Moreover, any reasonably sophisticated reader will wonder about safe, tidy little scientific ideas like entropy, conservation of energy and one or two others. Because they are unwilling to divulge hard details on the concept until patent protection is complete, Papp and his associates leave us nibbling at these annoying problems. But then, the scientific community thought Edison, Marconi, the Wright Brothers and Robert Goddard were out of their minds, too. And look what they did for us. So don’t scoff too soon. After more than two decades fas reporter and editor for newspapers and magazines from coast to coast I have been exposed to more than my fair share of perpetual motion machines, miracle cancer cures, devices for communicating with poltergeists, methods of extracting gold from carrots and similar schemes.
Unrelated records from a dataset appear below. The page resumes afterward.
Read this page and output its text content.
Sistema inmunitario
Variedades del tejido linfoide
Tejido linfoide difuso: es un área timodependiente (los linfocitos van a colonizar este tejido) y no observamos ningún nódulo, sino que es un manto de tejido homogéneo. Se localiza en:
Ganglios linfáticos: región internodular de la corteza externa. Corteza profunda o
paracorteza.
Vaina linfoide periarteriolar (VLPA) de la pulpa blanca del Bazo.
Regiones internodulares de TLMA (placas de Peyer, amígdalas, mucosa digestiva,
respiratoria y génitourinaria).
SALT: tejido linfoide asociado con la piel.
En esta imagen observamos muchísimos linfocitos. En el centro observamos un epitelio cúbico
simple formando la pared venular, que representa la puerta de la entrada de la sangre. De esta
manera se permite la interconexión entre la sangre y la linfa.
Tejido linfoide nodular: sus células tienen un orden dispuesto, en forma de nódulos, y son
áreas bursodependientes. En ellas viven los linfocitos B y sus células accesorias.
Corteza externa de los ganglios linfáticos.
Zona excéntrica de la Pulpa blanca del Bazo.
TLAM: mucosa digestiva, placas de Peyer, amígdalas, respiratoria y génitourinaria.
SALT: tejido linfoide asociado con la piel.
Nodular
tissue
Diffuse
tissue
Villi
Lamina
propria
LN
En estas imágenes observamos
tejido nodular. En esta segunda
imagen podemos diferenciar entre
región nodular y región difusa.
I do not recall one which caused my reporter’s instinct for a good story to resonate more strongly than Papp’s engine does. . . . ”

Some interesting comments on this never-commercialized invention were made in 2003 by Eugene Mallove; his article is in the compilation posted at the above website. Even more interesting is the piece attributed to Richard Feyman. The posted articles are worth reading and thinking about. Was Koldomasov (see my units #216, #226, #229, and #230) inspired by Papp’s work? It would be great if devices described at the iESi website could perform as outlined by promoters. Our polluted world is in urgent need for “clean energy” inventions. Such inventions should be explained and used immediately. Small scale applications, if they work, would be rapidly scaled up and used all over. Secrecy seems to be working against desirable things. Without secrecy the premature death of Papp would not prevent others from working on the fuel he invented.

In a long run, technology cannot develop without scientific understanding. I think that “tidy little scientific ideas like entropy and conservation of energy” should not be ignored by inventors.